Rohani hat "ernstes Interesse" an Kompromiss
Die iranische Regierung habe aus innen- und außenpolitischen Gründen gerade ein großes Interesse an einer Verständigung mit dem Westen, meint der Politologe Jochen Hippler. Wie lange diese Chance auf Verhandlungen bestehe, sei aber unsicher. Deswegen wäre es dramatisch, wenn die USA oder andere sie torpedieren würden.
Nana Brink: Alles begann mit einem Telefongespräch, einem legendären. US-Präsident Obama griff zum Telefonhörer, um den neu gewählten iranischen Präsidenten Rohani anzurufen. Sicherlich hat er nicht nur gratuliert. Dann konnten sich der Iran und die fünf UN-Vetomächte plus Deutschland im Oktober immerhin auf eine gemeinsame Erklärung einigen - das gab's auch noch nie -, wenn auch nichts Substanzielles über die Verhandlungen drin stand, außer dass man sich die Hände geschüttelt hat und weiterreden wollte. Und das macht man nun, und zwar heute gegen die Gespräche über das umstrittene iranische Atomprogramm in Genf weiter. Jochen Hippler ist Politikwissenschaftler und Friedensforscher am Institut für Entwicklung und Frieden der Uni Duisburg-Essen. Schönen guten Morgen, Herr Hippler!
Jochen Hippler: Einen schönen guten Morgen!
Brink: Die Positionen nach außen scheinen unverändert, die UN-Vetomächte und Deutschland wollen ein Ende des iranischen Atomprogramms, Iran will das nicht. Was wir momentan sehen, sind diplomatische Goodwill-Gesten, oder sehen Sie mehr?
Hippler: Nun, es gibt doch deutliche Hinweise, dass es im Iran eine Änderung der Herangehensweise gegeben hat, dass unter Präsident Rohani es grundsätzliche Entscheidungen gegeben hat, relativ zügig zu einem Kompromiss zu kommen. Und die Frage ist eben tatsächlich, ob dieser gute Wille auf der iranischen Seite jetzt ausreichen wird, tatsächlich dieses Ergebnis bald zu erzielen.
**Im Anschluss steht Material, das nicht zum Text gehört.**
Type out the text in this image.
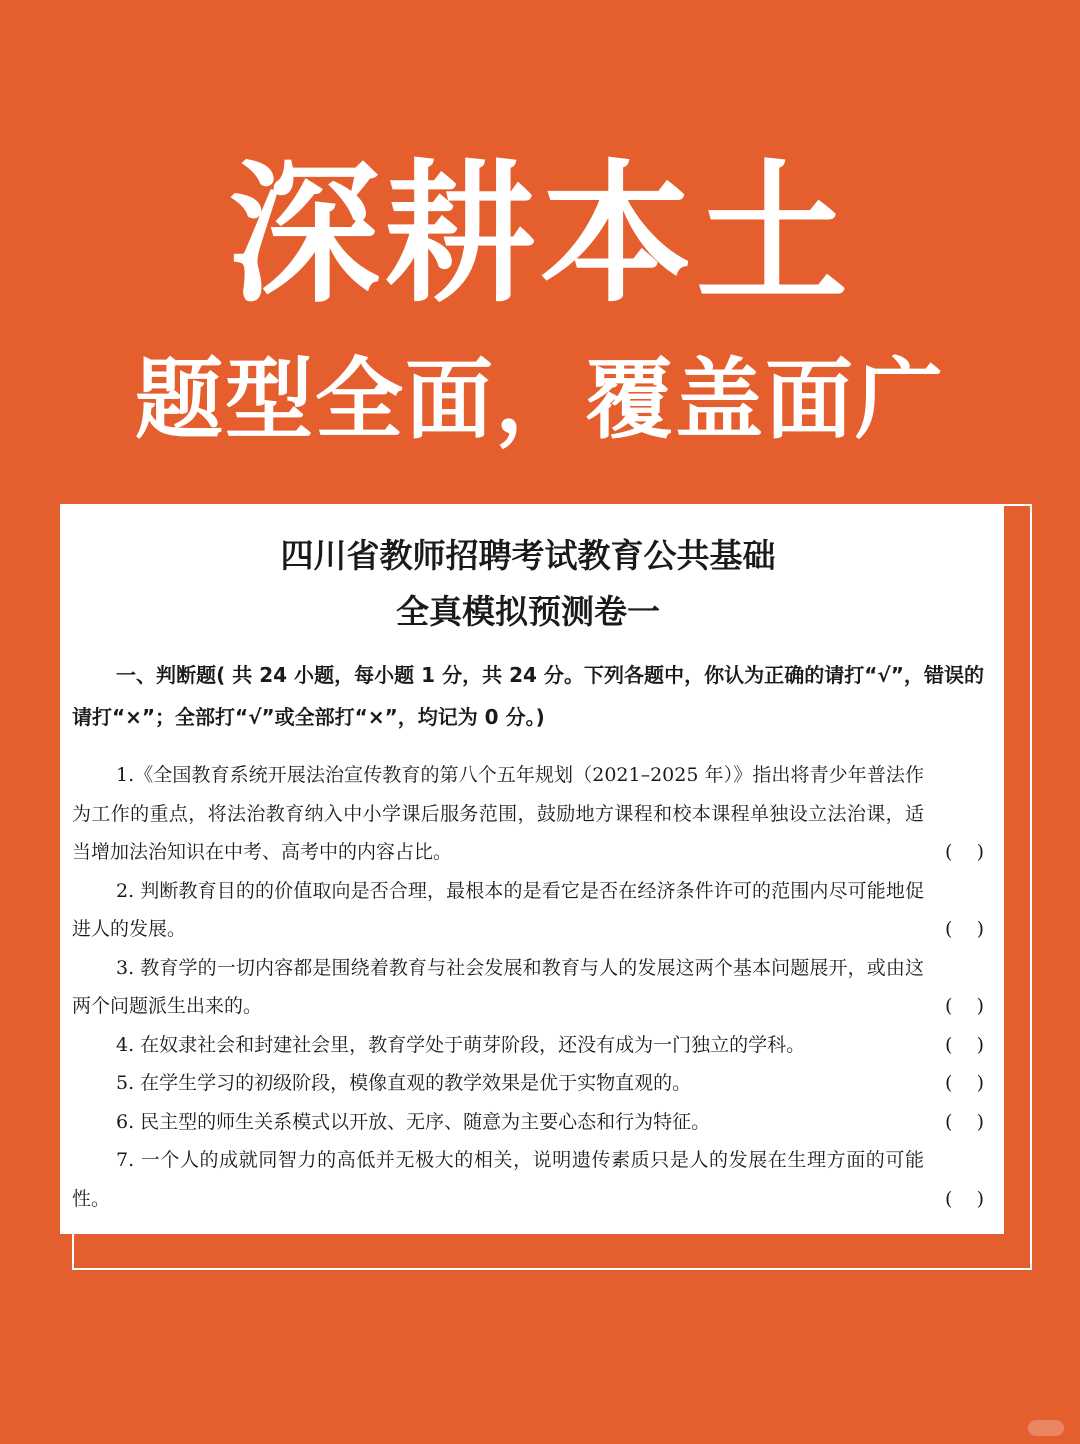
深耕本土
题型全面，覆盖面广
四川省教师招聘考试教育公共基础
全真模拟预测卷一
一、判断题( 共 24 小题，每小题 1 分，共 24 分。下列各题中，你认为正确的请打“√”，错误的请打“×”；全部打“√”或全部打“×”，均记为 0 分。)
1.《全国教育系统开展法治宣传教育的第八个五年规划（2021–2025 年）》指出将青少年普法作为工作的重点，将法治教育纳入中小学课后服务范围，鼓励地方课程和校本课程单独设立法治课，适当增加法治知识在中考、高考中的内容占比。	(    )
2. 判断教育目的的价值取向是否合理，最根本的是看它是否在经济条件许可的范围内尽可能地促进人的发展。	(    )
3. 教育学的一切内容都是围绕着教育与社会发展和教育与人的发展这两个基本问题展开，或由这两个问题派生出来的。	(    )
4. 在奴隶社会和封建社会里，教育学处于萌芽阶段，还没有成为一门独立的学科。	(    )
5. 在学生学习的初级阶段，模像直观的教学效果是优于实物直观的。	(    )
6. 民主型的师生关系模式以开放、无序、随意为主要心态和行为特征。	(    )
7. 一个人的成就同智力的高低并无极大的相关，说明遗传素质只是人的发展在生理方面的可能性。	(    )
Brink: Der Iran soll ja einen Plan präsentiert haben, der innerhalb eines Jahres zu einer Lösung des Konfliktes führt, aber nichts Genaues weiß man nicht. Werden wir mehr erfahren in den nächsten Tagen?
Hippler: Also ob in den nächsten Tagen schon die Karten auf den Tisch kommen, da bin ich noch nicht ganz sicher. Klar ist allerdings, dass der Iran tatsächlich aufs Tempo drücken wird. Und das hat auch was mit der iranischen Innenpolitik zu tun, dass im Moment dort so eine Art Window of Opportunity zu geben scheint, dass eben nach der überraschend eindeutigen Präsidentschaftswahl auch bestimmte Gegner so einer Verständigung jetzt im Moment in etwas schwächeren Positionen sind, dass auch der Führer, wie er ja heißt, Herr Chamenei, im Moment tatsächlich sich hat wohl überzeugen lassen, Kompromissen gegenüber aufgeschlossen zu sein.
Es ist aber nicht sicher, dass sich das in der Zukunft nicht wieder ändern kann. Insofern hat Herr Rohani und haben seine Berater durchaus das Interesse, da keine Zeit zu verlieren, sondern wirklich aus Gründen, aus außenwirtschaftlichen Gründen, aus innenpolitischen Gründen tatsächlich so einen Kompromiss zu erreichen. Das ist schon das ernste Interesse von Rohani. Es gibt aber eben Gegenkräfte.
Brink: Glauben Sie denn, dass er wirklich einen Plan im Tornister hat sozusagen oder seine Unterhändler, wenn sie nach Genf kommen heute?
Hippler: Inzwischen würde ich davon ausgehen. Ich bin halt ja vor Kurzem erst aus Teheran wiedergekommen und hatte tatsächlich bei so Gesprächen an verschiedenen Leuten den Eindruck, dass es eben im Umfeld von Rohani tatsächlich schon im Vorfeld Anfänge gegeben hat, solche Pläne zu entwickeln. Allerdings war es eben natürlich zeitlich alles sehr knapp. Also ich meine, denken Sie daran, dass noch zwei, drei Tage, drei, vier Tage vor den Wahlen kein Mensch wirklich damit rechnete, dass Rohani gewählt werden könnte. Insofern hat man jetzt inzwischen aber wohl die Zeit genutzt, da nachzulegen und so. Und Rohani selbst hat ja nun Erfahrungen in den Atomverhandlungen.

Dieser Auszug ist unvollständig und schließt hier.